The demand for AI training data means that new social networks need to think about AI policies, even though they don’t plan to train their own AI systems on user posts.
However, the public nature of Bluesky’s social networks has already allowed others to train AI systems with user content, as discovered last year when 404 media came across a dataset built from one million Blueky posts embracing.

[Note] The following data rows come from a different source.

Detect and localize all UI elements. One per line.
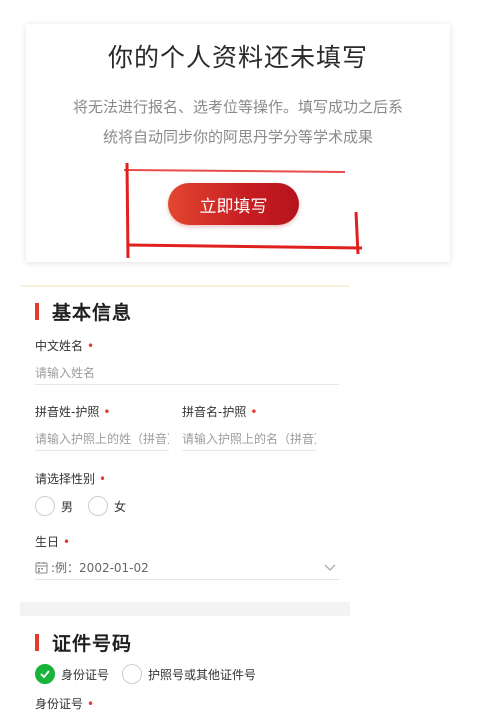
basic-info-header: 基本信息	[35, 300, 133, 324]
pinyin-given-name-label: 拼音名-护照 •	[182, 405, 258, 419]
required-mark: •	[99, 472, 107, 486]
id-section-title: 证件号码	[52, 632, 133, 655]
profile-incomplete-card: 你的个人资料还未填写 将无法进行报名、选考位等操作。填写成功之后系 统将自动同步…	[26, 24, 450, 262]
id-section-header: 证件号码	[35, 631, 133, 655]
section-accent-bar	[35, 302, 39, 320]
basic-info-title: 基本信息	[52, 301, 133, 324]
pinyin-surname-input[interactable]	[35, 427, 169, 451]
radio-circle[interactable]	[35, 496, 55, 516]
birthday-placeholder: :例：2002-01-02	[51, 561, 149, 575]
required-mark: •	[63, 535, 71, 549]
chinese-name-input[interactable]	[35, 361, 339, 385]
required-mark: •	[87, 697, 95, 710]
required-mark: •	[103, 405, 111, 419]
section-divider	[20, 602, 350, 616]
radio-circle[interactable]	[88, 496, 108, 516]
id-type-radio-id-card[interactable]: 身份证号	[35, 664, 109, 684]
prompt-title: 你的个人资料还未填写	[107, 43, 368, 72]
radio-circle-checked[interactable]	[35, 664, 55, 684]
birthday-label: 生日 •	[35, 535, 71, 549]
required-mark: •	[250, 405, 258, 419]
check-icon	[40, 670, 50, 679]
prompt-description-line-1: 将无法进行报名、选考位等操作。填写成功之后系	[72, 98, 403, 116]
pinyin-given-name-input[interactable]	[182, 427, 316, 451]
calendar-icon	[35, 562, 48, 574]
birthday-date-picker[interactable]: :例：2002-01-02	[35, 556, 339, 580]
pinyin-surname-label: 拼音姓-护照 •	[35, 405, 111, 419]
required-mark: •	[87, 339, 95, 353]
gender-radio-female[interactable]: 女	[88, 496, 126, 516]
id-number-label: 身份证号 •	[35, 697, 95, 710]
chevron-down-icon[interactable]	[323, 560, 337, 574]
prompt-description-line-2: 统将自动同步你的阿思丹学分等学术成果	[102, 128, 373, 146]
fill-now-button[interactable]: 立即填写	[168, 183, 299, 225]
radio-circle[interactable]	[122, 664, 142, 684]
section-divider-line	[20, 285, 350, 287]
gender-radio-male[interactable]: 男	[35, 496, 73, 516]
prompt-description: 将无法进行报名、选考位等操作。填写成功之后系 统将自动同步你的阿思丹学分等学术成…	[36, 92, 440, 152]
section-accent-bar	[35, 633, 39, 651]
gender-label: 请选择性别 •	[35, 472, 107, 486]
id-type-radio-passport[interactable]: 护照号或其他证件号	[122, 664, 256, 684]
chinese-name-label: 中文姓名 •	[35, 339, 95, 353]
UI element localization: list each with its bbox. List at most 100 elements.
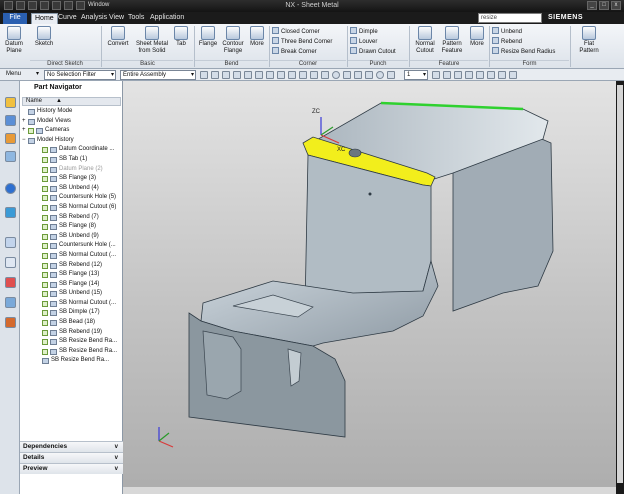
tree-item[interactable]: Countersunk Hole (... <box>22 241 121 251</box>
tree-item[interactable]: SB Resize Bend Ra... <box>22 356 121 366</box>
expand-toggle-icon[interactable]: + <box>22 117 26 127</box>
tree-item[interactable]: SB Normal Cutout (... <box>22 251 121 261</box>
tree-item[interactable]: SB Unbend (4) <box>22 184 121 194</box>
convert-button[interactable]: Convert <box>103 26 133 48</box>
drawn-cutout-button[interactable]: Drawn Cutout <box>350 47 396 56</box>
dependencies-panel-header[interactable]: Dependencies <box>20 441 123 452</box>
endpoint-snap-icon[interactable] <box>310 71 318 79</box>
visibility-checkbox[interactable] <box>42 310 48 317</box>
visibility-checkbox[interactable] <box>42 291 48 298</box>
tree-item[interactable]: + Cameras <box>22 126 121 136</box>
tree-item[interactable]: SB Normal Cutout (... <box>22 299 121 309</box>
render-style-icon[interactable] <box>498 71 506 79</box>
navigator-column-header[interactable]: Name ▲ <box>22 97 121 106</box>
tree-item[interactable]: SB Rebend (19) <box>22 328 121 338</box>
visibility-checkbox[interactable] <box>42 320 48 327</box>
details-panel-header[interactable]: Details <box>20 452 123 463</box>
tree-item[interactable]: SB Bead (18) <box>22 318 121 328</box>
tree-item[interactable]: − Model History <box>22 136 121 146</box>
system-materials-icon[interactable] <box>5 257 16 268</box>
datum-plane-button[interactable]: Datum Plane <box>3 26 25 55</box>
visibility-checkbox[interactable] <box>42 348 48 355</box>
body-select-icon[interactable] <box>255 71 263 79</box>
resize-bend-radius-button[interactable]: Resize Bend Radius <box>492 47 555 56</box>
zoom-icon[interactable] <box>465 71 473 79</box>
tree-item[interactable]: SB Tab (1) <box>22 155 121 165</box>
dimple-button[interactable]: Dimple <box>350 27 378 36</box>
rotate-icon[interactable] <box>443 71 451 79</box>
orient-view-icon[interactable] <box>487 71 495 79</box>
visibility-checkbox[interactable] <box>42 176 48 183</box>
visibility-checkbox[interactable] <box>42 156 48 163</box>
process-studio-icon[interactable] <box>5 277 16 288</box>
select-icon[interactable] <box>222 71 230 79</box>
tree-item[interactable]: SB Resize Bend Ra... <box>22 337 121 347</box>
tree-item[interactable]: SB Resize Bend Ra... <box>22 347 121 357</box>
reuse-library-icon[interactable] <box>5 151 16 162</box>
sheet-metal-model[interactable]: ZC XC <box>123 81 616 494</box>
expand-toggle-icon[interactable]: + <box>22 126 26 136</box>
quadrant-snap-icon[interactable] <box>376 71 384 79</box>
tab-file[interactable]: File <box>3 13 27 24</box>
center-snap-icon[interactable] <box>332 71 340 79</box>
view-cube-icon[interactable] <box>509 71 517 79</box>
visibility-checkbox[interactable] <box>42 166 48 173</box>
assembly-navigator-icon[interactable] <box>5 97 16 108</box>
contour-flange-button[interactable]: Contour Flange <box>220 26 246 55</box>
dimple-feature[interactable] <box>202 330 242 400</box>
snap-icon[interactable] <box>200 71 208 79</box>
unbend-button[interactable]: Unbend <box>492 27 522 36</box>
history-palette-icon[interactable] <box>5 207 16 218</box>
pattern-feature-button[interactable]: Pattern Feature <box>438 26 466 55</box>
visibility-checkbox[interactable] <box>42 243 48 250</box>
component-select-icon[interactable] <box>288 71 296 79</box>
on-curve-snap-icon[interactable] <box>387 71 395 79</box>
roles-icon[interactable] <box>5 317 16 328</box>
scrollbar-thumb[interactable] <box>617 85 623 483</box>
close-button[interactable]: x <box>611 1 621 10</box>
manufacturing-wizards-icon[interactable] <box>5 297 16 308</box>
tree-item[interactable]: SB Unbend (15) <box>22 289 121 299</box>
tab-view[interactable]: View <box>106 13 127 24</box>
search-input[interactable]: resize <box>478 13 542 23</box>
feature-more-button[interactable]: More <box>467 26 487 48</box>
clock-history-icon[interactable] <box>5 237 16 248</box>
sketch-button[interactable]: Sketch <box>32 26 56 48</box>
curve-select-icon[interactable] <box>277 71 285 79</box>
layer-settings-icon[interactable] <box>432 71 440 79</box>
graphics-window[interactable]: ZC XC <box>123 81 616 494</box>
normal-cutout-button[interactable]: Normal Cutout <box>412 26 438 55</box>
visibility-checkbox[interactable] <box>42 204 48 211</box>
visibility-checkbox[interactable] <box>42 339 48 346</box>
face-select-icon[interactable] <box>244 71 252 79</box>
tab-home[interactable]: Home <box>31 13 58 24</box>
intersection-snap-icon[interactable] <box>343 71 351 79</box>
tree-item[interactable]: SB Dimple (17) <box>22 308 121 318</box>
tab-curve[interactable]: Curve <box>55 13 80 24</box>
selection-scope-dropdown[interactable]: Entire Assembly <box>120 70 196 80</box>
feature-select-icon[interactable] <box>233 71 241 79</box>
plus-snap-icon[interactable] <box>354 71 362 79</box>
closed-corner-button[interactable]: Closed Corner <box>272 27 320 36</box>
rebend-button[interactable]: Rebend <box>492 37 522 46</box>
tree-item[interactable]: SB Flange (8) <box>22 222 121 232</box>
edge-select-icon[interactable] <box>266 71 274 79</box>
visibility-checkbox[interactable] <box>42 195 48 202</box>
tree-item[interactable]: SB Flange (14) <box>22 280 121 290</box>
tree-item[interactable]: Datum Coordinate ... <box>22 145 121 155</box>
visibility-checkbox[interactable] <box>42 147 48 154</box>
tab-feature-button[interactable]: Tab <box>172 26 190 48</box>
midpoint-snap-icon[interactable] <box>321 71 329 79</box>
flange-button[interactable]: Flange <box>196 26 220 48</box>
visibility-checkbox[interactable] <box>42 185 48 192</box>
visibility-checkbox[interactable] <box>28 128 34 135</box>
expand-toggle-icon[interactable]: − <box>22 136 26 146</box>
tree-item[interactable]: History Mode <box>22 107 121 117</box>
part-navigator-icon[interactable] <box>5 133 16 144</box>
arrow-snap-icon[interactable] <box>365 71 373 79</box>
layer-dropdown[interactable]: 1 <box>404 70 428 80</box>
horizontal-scrollbar[interactable] <box>123 487 616 494</box>
tree-item[interactable]: SB Unbend (9) <box>22 232 121 242</box>
filter-icon[interactable] <box>211 71 219 79</box>
visibility-checkbox[interactable] <box>42 224 48 231</box>
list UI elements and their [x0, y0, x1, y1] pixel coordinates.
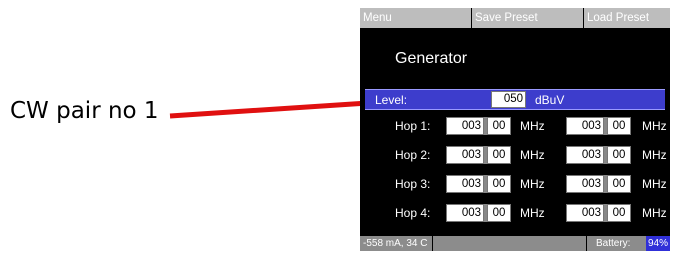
hop-row-2: Hop 2: 003 00 MHz 003 00 MHz [360, 146, 670, 166]
status-bar: -558 mA, 34 C Battery: 94% [360, 236, 670, 251]
device-screen: Menu Save Preset Load Preset Generator L… [360, 8, 670, 251]
current-temp-readout: -558 mA, 34 C [363, 238, 428, 249]
hop-label: Hop 2: [395, 148, 431, 162]
hop2-freq1-dec-input[interactable]: 00 [487, 146, 511, 164]
hop2-freq2-int-input[interactable]: 003 [566, 146, 604, 164]
hop4-freq1-dec-input[interactable]: 00 [487, 204, 511, 222]
freq-unit: MHz [642, 119, 667, 133]
freq-unit: MHz [642, 206, 667, 220]
freq-unit: MHz [642, 177, 667, 191]
menu-bar: Menu Save Preset Load Preset [360, 8, 670, 28]
freq-unit: MHz [520, 119, 545, 133]
hop2-freq2-dec-input[interactable]: 00 [607, 146, 631, 164]
hop1-freq1-int-input[interactable]: 003 [446, 117, 484, 135]
hop3-freq1-dec-input[interactable]: 00 [487, 175, 511, 193]
hop1-freq2-int-input[interactable]: 003 [566, 117, 604, 135]
freq-unit: MHz [520, 148, 545, 162]
level-unit: dBuV [535, 93, 565, 107]
hop4-freq2-int-input[interactable]: 003 [566, 204, 604, 222]
status-divider [432, 236, 433, 251]
save-preset-button[interactable]: Save Preset [472, 8, 584, 28]
freq-unit: MHz [520, 177, 545, 191]
hop2-freq1-int-input[interactable]: 003 [446, 146, 484, 164]
freq-unit: MHz [520, 206, 545, 220]
hop-label: Hop 1: [395, 119, 431, 133]
freq-unit: MHz [642, 148, 667, 162]
hop4-freq1-int-input[interactable]: 003 [446, 204, 484, 222]
hop-row-4: Hop 4: 003 00 MHz 003 00 MHz [360, 204, 670, 224]
hop3-freq2-dec-input[interactable]: 00 [607, 175, 631, 193]
hop4-freq2-dec-input[interactable]: 00 [607, 204, 631, 222]
hop1-freq1-dec-input[interactable]: 00 [487, 117, 511, 135]
hop-label: Hop 3: [395, 177, 431, 191]
hop3-freq2-int-input[interactable]: 003 [566, 175, 604, 193]
battery-level-badge: 94% [646, 236, 670, 251]
level-input[interactable]: 050 [491, 91, 526, 108]
menu-button[interactable]: Menu [360, 8, 472, 28]
level-label: Level: [375, 93, 408, 107]
hop1-freq2-dec-input[interactable]: 00 [607, 117, 631, 135]
battery-label: Battery: [596, 238, 631, 249]
load-preset-button[interactable]: Load Preset [584, 8, 670, 28]
level-row[interactable]: Level: 050 dBuV [365, 89, 665, 110]
hop-label: Hop 4: [395, 206, 431, 220]
page-title: Generator [395, 50, 468, 67]
hop-row-1: Hop 1: 003 00 MHz 003 00 MHz [360, 117, 670, 137]
hop3-freq1-int-input[interactable]: 003 [446, 175, 484, 193]
hop-row-3: Hop 3: 003 00 MHz 003 00 MHz [360, 175, 670, 195]
status-divider [586, 236, 587, 251]
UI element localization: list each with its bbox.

Meanwhile, Bluesky’s competitor X is providing user posts to its sister company Xai to help train the AI chatbot Grok. Last fall, we changed our privacy policy to allow third parties to train AI with users’ X posts. The move helped encourage the departure of other users from X to Blueski following the US election that raised the status of Elon Musk within the Trump administration, the owner of X.
As a result, Bluesky’s open source, distributed X alternative has grown to over 32 million users in just two years.
Speaking on SXSW, Graber explained that the company has engaged with partners and developed a framework for user consent on whether or not to use data for generation AI.
“We really believe in the choices of users,” Graber said that users can specify how they use Blueky content.
“It could be similar to how you specify whether your website wants to be scraped by a search engine,” she continued.
“Search engines can cut websites whether they have this or not, because the website is open on the public internet. However, in general, this robots.txt file is respected by many search engines,” she said. “So there’s something to be widely adopted and used by users, businesses and regulators, to use this framework. But I think that’s something that can work here.”
Proposals currently on GitHub include obtaining user consent at the account or post level, and involve asking other companies to respect that setting.
“We’ve been working with others in the space who are concerned about how AI will affect the way data is displayed,” Graber added. “I think it’s a positive direction that should be taken.”